Champagne Super Over

15 July 2019 | Lloyd Hughes

Yesterday treated sports fans to one of the finest sporting spectacles you’re ever likely to witness.

Much of my day involved driving from Edinburgh to the Cotswolds, so, sadly, the necessities of travel meant I missed much of the Cricket World Cup Final between England and New Zealand.

I did, however, arrive in time to enjoy the final twenty or so overs of England’s innings.

Well, I say enjoy. Perhaps endure is more accurate.

I’m not sure I’ve ever been as tense during a sporting event. Certainly, I’ve never been anywhere near as tense during a cricket match.

It was storm churning, nail biting, nerve jangling, cliché after cliché stuff.

What unfolded during those final overs and subsequent super over, was probably the best instance of limited overs cricket there’s ever been.

In fact, I take out the ‘probably’.

For cricketing sporting spectacle, it will never be beaten.

Carlos Brathwaite’s four consecutive sixes off Ben Stokes’ final over was a ridiculous finish to the 2016 Twenty20 World Cup.

I didn’t expect to see anything surpass that.

Yesterday, however, was magnificent.

Cricket, unfairly, is often labelled a ‘boring’ sport. It’s a lazy pejorative reference, dished out by non-fans who can’t fathom why a single match, in test and first class cricket, can last five whole days.

Limited overs cricket is seen as more exciting, although still deemed ‘boring’ by those who don’t have an attention span that lasts longer than ninety minutes.

Boring couldn’t have been further from my mind as I shook my head in disbelief at a misjudged step back from a catch, gifting both Ben Stokes and England a lifeline and six runs. Then, a frankly preposterous freak occurrence, saw a fielded ball ricochet off Stokes’ outstretched bat as he dived for the crease for a further six.

With luck like that it felt like fate was written.

There’s been talk today about an umpiring mistake gifting England an erroneous run for the aforementioned ricochet. It should have been five runs apparently, not six. No matter for me. These things happen. A match is made up of many twists and turns, with that being just one.

Despite England lifting the trophy, the real winner yesterday, as clichéd (again) as it is, was cricket.

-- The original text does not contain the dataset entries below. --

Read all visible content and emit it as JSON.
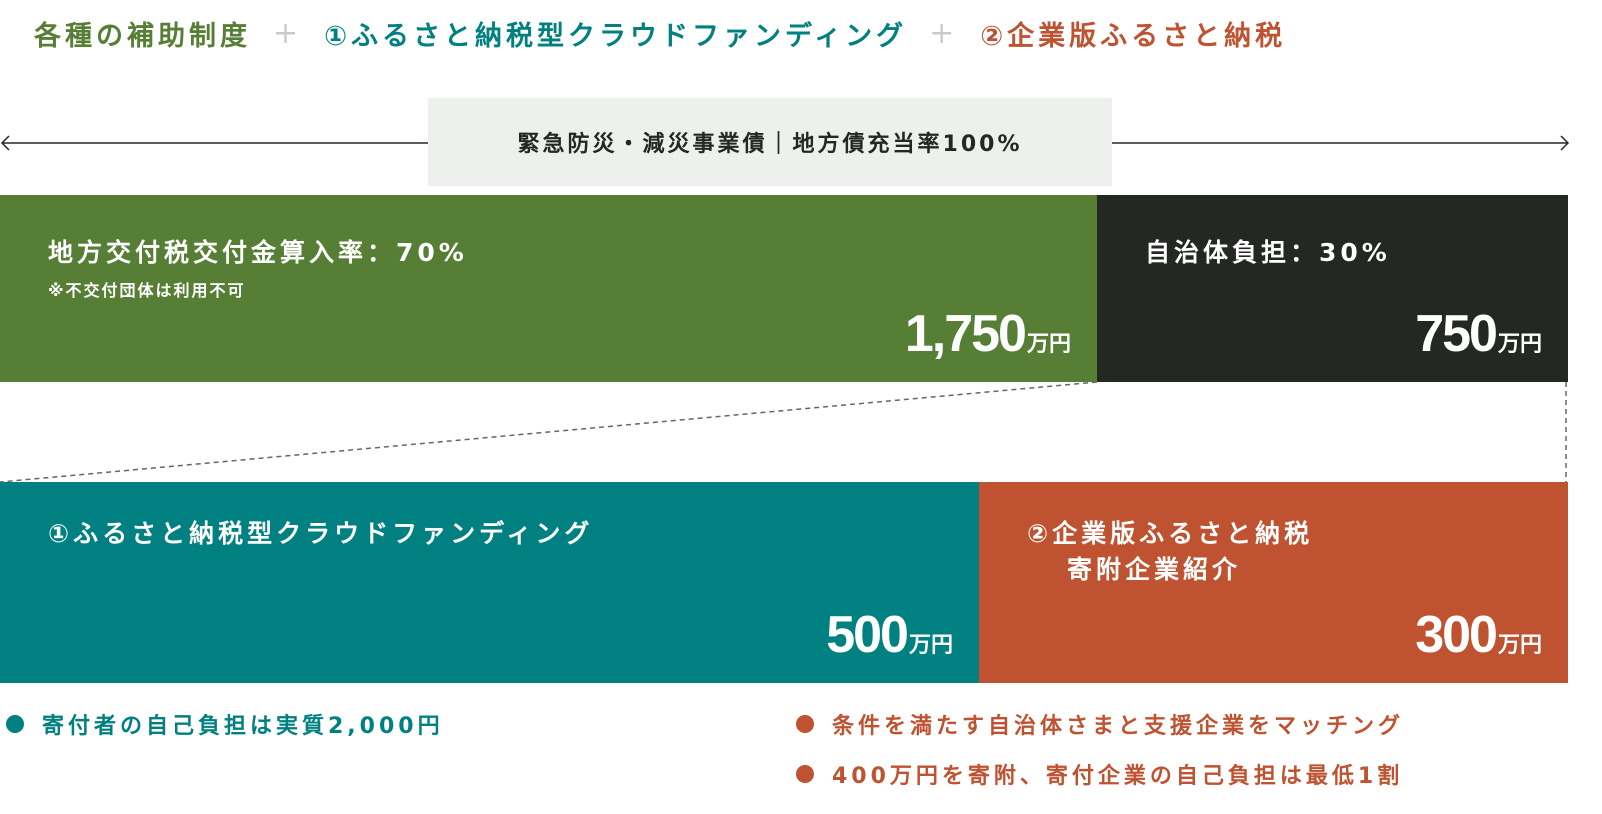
{
  "colors": {
    "green": "#567f35",
    "dark": "#232823",
    "teal": "#008080",
    "orange": "#bf5230",
    "gray_box": "#eef0ed",
    "plus": "#c5cdc8"
  },
  "header": {
    "part1": "各種の補助制度",
    "plus": "+",
    "part2": "①ふるさと納税型クラウドファンディング",
    "part3": "②企業版ふるさと納税"
  },
  "bond": {
    "label": "緊急防災・減災事業債｜地方債充当率100%"
  },
  "top_blocks": [
    {
      "label": "地方交付税交付金算入率：70%",
      "note": "※不交付団体は利用不可",
      "amount": "1,750",
      "unit": "万円"
    },
    {
      "label": "自治体負担：30%",
      "amount": "750",
      "unit": "万円"
    }
  ],
  "bottom_blocks": [
    {
      "label": "①ふるさと納税型クラウドファンディング",
      "amount": "500",
      "unit": "万円"
    },
    {
      "label": "②企業版ふるさと納税",
      "label2": "寄附企業紹介",
      "amount": "300",
      "unit": "万円"
    }
  ],
  "bullets_left": [
    "寄付者の自己負担は実質2,000円"
  ],
  "bullets_right": [
    "条件を満たす自治体さまと支援企業をマッチング",
    "400万円を寄附、寄付企業の自己負担は最低1割"
  ]
}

No one watching could fail to be enthralled. With the final free-to-air on Channel 4, it had a far wider audience than usual. I’m sure any young fan watching that would’ve been hooked.

A word of warning though; you’ve witnessed the pinnacle there.

Congratulations to England’s cricketers and commiserations to the Black Caps. A superb final, and fantastic PR for the game.